British pop idol Robbie Williams sells the hell out of "It's De-Lovely," but relies more on his dimples than his pipes. A porky Elvis Costello gets stuck with a bad arrangement of "Let's Misbehave," forcing his voice way out of its reedy comfort zone; no surprise that his wife, jazz vocalist Diana Krall, irons out "Just One of Those Things" with droll authority—even if she lacks camera presence. A breathy Alanis Morissette is a nice surprise on "Let's Do It, Let's Fall in Love," and she looks great in period garb. Sheryl Crow looks even better for "Begin the Beguine," although she has no idea how to behave in slinky gloves and cocktail dress, windmilling her arms like a backstroker in an empty pool. Natalie Cole is, naturally, a total pro with "Ev'ry Time We Say Goodbye." Kline warbles weakly but effectively (and plays piano) as the famously weak-voiced Porter. Judd proves she's inherited at least some of her mother's talent by carrying a tune, yet it's her mother you'd rather hear doing an album of Porter standards.

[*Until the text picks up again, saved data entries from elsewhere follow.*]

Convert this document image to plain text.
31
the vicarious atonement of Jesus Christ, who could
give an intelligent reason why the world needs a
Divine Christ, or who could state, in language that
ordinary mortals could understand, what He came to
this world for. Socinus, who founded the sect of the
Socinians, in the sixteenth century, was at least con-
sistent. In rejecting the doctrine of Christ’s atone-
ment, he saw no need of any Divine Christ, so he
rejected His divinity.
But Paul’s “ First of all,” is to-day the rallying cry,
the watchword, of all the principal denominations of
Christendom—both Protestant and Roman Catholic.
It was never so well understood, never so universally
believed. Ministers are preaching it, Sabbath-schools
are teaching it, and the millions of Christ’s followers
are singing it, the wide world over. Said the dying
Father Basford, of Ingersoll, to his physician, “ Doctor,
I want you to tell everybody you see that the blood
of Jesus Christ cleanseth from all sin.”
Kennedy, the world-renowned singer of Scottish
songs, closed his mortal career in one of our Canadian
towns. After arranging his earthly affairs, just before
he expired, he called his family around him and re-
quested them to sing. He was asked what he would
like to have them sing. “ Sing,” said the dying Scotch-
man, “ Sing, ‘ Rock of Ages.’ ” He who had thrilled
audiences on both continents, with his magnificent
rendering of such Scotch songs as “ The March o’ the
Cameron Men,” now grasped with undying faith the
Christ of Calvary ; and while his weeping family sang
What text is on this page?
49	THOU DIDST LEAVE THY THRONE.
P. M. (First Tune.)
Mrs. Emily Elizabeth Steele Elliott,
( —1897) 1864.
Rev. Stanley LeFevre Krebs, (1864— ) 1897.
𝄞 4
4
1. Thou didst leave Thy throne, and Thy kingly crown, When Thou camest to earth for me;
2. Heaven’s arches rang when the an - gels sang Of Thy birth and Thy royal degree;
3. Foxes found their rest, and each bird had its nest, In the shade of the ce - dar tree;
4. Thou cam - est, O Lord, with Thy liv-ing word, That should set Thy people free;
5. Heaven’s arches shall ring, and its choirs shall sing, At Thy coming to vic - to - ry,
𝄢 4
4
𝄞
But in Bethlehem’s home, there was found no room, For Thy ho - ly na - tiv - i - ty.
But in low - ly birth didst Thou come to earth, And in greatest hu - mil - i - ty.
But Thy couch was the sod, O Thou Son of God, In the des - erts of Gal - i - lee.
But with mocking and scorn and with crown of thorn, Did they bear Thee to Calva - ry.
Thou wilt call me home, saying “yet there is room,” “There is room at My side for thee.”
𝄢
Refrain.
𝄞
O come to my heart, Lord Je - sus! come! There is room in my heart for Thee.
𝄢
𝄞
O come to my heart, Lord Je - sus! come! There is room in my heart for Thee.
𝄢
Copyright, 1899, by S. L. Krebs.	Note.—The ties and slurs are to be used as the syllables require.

The real problem with De-Lovely is that you never feel the passion of Porter's urges to write or to fuck. Forget sex—you barely see him kiss a Diaghilev dance-company dreamboat. After a curtain, he'll take a hansom cab into Central Park to stalk the boys in the bushes . . . and it's cut to Linda's disapproval in the morning. As for all his minor-key noodling at the keyboard, cigarette and Scotch nearby as pensive props, it's equally subdued, genteel, and . . . tasteful. For a real study in the contrast between unhappy offstage lives and theatrical bliss, check out Mike Leigh's excellent 1999 Gilbert and Sullivan picture, Topsy-Turvy.
A producer who leveraged his clout in late career to begin directing hokey mediocrities like Guilty by Suspicion and Life as a House, Winkler at least had the good taste to select Porter as a subject. But Porter's life—previously the subject of the sanitized 1946 Cary Grant vehicle Night and Day—doesn't mesh, or clash, interestingly with his art. There's no sex, no action, no dramatic trajectory to De-Lovely, which makes the gay-straight love story an even more implausible conceit. So why bother with it? If you can't wring one unified plot out of an unruly life, better to take the approach of Thirty-Two Short Films About Glenn Gould; make a virtue out of inconsistency, a montage.
If De-Lovely manages any genuine feeling, it's in the dying composer's final sourness. His own harshest critic in the afterworldly music hall (as he was in life), old Porter declares, "I never believed in anything, least of all myself." The movie nails that sentiment perfectly.